Aber dann war schon das Ankommen ganz anders: Ein Horn und eine Bratsche zogen mit uns durch den Vorfrühlingswald (zugebenermaßen ganz nahe am Waldstadion), Sportlerinnen sprachen uns an und fragten neugierig nach unserem Projekt. Und im Probenraum herrschte die Atmosphäre eines Familientreffens, mit Kaffee, Brezeln, Donauwelle und vielen angeregten Hallos.
Dabei war die Probenarbeit, die dann begann, bei aller Lockerheit intensiv und konzentriert. Unsere wunderbare Dirigentin Mary Ellen Kitchens lenkte uns mit ihrer Begeisterungsfähigkeit, ihrem feinfühligen Ernst und ihrer konzentrierten Freundlichkeit durch die Jahrhunderte, angefangen bei der Barock-Komponistin Marianne von Martines, von der viele von uns gerne noch mehr gespielt hätten. Ein Höhepunkt war das Musizieren mit unserer Solistin Letizia Turini, die in dem Stück ‚Animula vagula blandula‘ von Dorothea Hofmann die Piccolo-Flöte spielte.
Es gab Sonnen-Pausen, gesundes feines Essen und mittags die Erfahrung, dass Stimmproben nützlich sind. Auch wenn wir ein bisschen Zeit brauchten, um bei ‚Eldur‘ von der isländischen Komponistin Jórunn Viðar wirklich Feuer zu fangen.

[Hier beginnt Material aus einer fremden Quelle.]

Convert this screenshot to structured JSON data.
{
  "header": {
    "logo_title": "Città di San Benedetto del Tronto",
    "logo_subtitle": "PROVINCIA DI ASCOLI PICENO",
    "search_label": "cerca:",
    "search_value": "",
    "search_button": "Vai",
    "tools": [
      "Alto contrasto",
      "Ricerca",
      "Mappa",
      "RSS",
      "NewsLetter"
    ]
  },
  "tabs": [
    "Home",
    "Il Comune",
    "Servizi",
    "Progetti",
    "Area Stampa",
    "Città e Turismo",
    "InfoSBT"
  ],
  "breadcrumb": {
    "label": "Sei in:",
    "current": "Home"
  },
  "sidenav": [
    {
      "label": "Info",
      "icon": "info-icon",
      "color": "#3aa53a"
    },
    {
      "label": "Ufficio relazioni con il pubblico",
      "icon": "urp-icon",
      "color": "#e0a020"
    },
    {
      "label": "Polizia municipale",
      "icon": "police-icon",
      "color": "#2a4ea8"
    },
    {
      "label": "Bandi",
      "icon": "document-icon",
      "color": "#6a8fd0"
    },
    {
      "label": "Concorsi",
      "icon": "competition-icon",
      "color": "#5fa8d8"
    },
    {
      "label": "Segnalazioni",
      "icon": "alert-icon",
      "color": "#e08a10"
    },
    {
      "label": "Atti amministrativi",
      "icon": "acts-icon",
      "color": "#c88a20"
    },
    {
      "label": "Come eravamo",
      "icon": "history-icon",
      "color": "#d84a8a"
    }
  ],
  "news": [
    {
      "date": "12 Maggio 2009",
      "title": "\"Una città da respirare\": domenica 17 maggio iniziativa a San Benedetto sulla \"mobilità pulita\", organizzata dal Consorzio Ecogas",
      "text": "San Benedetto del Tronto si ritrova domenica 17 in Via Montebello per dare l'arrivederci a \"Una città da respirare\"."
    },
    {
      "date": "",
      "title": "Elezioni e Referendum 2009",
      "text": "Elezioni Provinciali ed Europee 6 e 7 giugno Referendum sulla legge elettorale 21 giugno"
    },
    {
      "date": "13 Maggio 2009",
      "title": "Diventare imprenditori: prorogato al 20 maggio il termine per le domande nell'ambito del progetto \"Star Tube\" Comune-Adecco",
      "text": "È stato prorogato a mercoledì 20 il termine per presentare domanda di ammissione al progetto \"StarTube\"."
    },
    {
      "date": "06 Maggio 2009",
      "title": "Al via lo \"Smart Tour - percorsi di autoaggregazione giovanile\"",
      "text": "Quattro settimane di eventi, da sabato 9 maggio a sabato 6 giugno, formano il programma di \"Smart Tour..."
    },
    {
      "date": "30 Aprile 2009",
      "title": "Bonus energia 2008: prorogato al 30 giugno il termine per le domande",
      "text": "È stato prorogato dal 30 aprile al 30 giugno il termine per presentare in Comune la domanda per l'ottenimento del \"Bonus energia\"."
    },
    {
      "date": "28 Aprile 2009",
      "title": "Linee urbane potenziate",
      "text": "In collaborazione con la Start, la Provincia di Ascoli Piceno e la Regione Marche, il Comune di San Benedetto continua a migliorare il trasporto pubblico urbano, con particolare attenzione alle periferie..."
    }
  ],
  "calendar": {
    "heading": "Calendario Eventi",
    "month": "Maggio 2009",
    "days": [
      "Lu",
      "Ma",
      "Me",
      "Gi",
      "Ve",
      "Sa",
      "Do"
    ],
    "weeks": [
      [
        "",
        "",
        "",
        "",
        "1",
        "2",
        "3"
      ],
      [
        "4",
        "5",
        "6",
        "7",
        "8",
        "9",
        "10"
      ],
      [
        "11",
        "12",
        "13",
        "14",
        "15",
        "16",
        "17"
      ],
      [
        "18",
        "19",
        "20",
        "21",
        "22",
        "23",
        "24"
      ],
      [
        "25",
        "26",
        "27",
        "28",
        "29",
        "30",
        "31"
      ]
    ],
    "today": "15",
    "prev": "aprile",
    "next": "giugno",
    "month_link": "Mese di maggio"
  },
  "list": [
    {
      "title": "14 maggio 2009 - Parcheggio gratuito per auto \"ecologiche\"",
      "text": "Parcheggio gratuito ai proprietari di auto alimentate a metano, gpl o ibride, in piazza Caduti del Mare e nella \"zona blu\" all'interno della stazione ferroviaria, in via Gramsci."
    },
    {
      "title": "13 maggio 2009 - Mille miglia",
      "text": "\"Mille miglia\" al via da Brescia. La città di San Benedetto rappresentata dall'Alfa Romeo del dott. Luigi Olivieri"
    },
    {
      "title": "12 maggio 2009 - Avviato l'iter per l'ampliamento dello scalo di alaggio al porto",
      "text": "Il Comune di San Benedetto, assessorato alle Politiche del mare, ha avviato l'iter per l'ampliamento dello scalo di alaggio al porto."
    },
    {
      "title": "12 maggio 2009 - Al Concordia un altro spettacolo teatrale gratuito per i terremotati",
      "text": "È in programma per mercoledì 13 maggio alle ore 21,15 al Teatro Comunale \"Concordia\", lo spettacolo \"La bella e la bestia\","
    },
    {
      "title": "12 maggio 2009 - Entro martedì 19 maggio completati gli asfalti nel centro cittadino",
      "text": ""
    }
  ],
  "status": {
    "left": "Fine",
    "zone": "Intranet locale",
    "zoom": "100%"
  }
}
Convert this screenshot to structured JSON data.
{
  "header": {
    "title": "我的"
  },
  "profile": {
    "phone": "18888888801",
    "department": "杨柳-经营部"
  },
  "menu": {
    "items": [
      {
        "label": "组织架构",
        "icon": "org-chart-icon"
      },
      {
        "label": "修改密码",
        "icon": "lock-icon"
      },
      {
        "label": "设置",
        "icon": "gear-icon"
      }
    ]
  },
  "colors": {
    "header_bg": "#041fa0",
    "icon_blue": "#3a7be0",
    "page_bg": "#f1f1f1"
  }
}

Der ‚March of the Women‘ klang schon am 7. März, also am Tag vor dem Weltfrauentag, kräftig durch die Ouvertüre zur Oper ‚The Boatswain‘s Mate‘ von Ethel Smyth. Mary Ellen entließ uns aber nicht mit der bizarren Geschichte hinter dieser Oper in den Abend (es lohnt sich, sie nachzulesen), sondern mit einer Art Spiritual, ‚Soul of Rememberance‘ von Mary Watkins.
Ich möchte die Gelegenheit nutzen, um Fanni Mülot noch einmal von Herzen zu danken. Sie hat diese drei Tage zusammen mit ihrer Crew perfekt geplant und organisiert. Und sie hat vor allem eine Atmosphäre kreiert, in der sich Musik und Zusammenspiel entfalten konnten. Auf zu weiteren Komponistinnen-Entdeckungsreisen!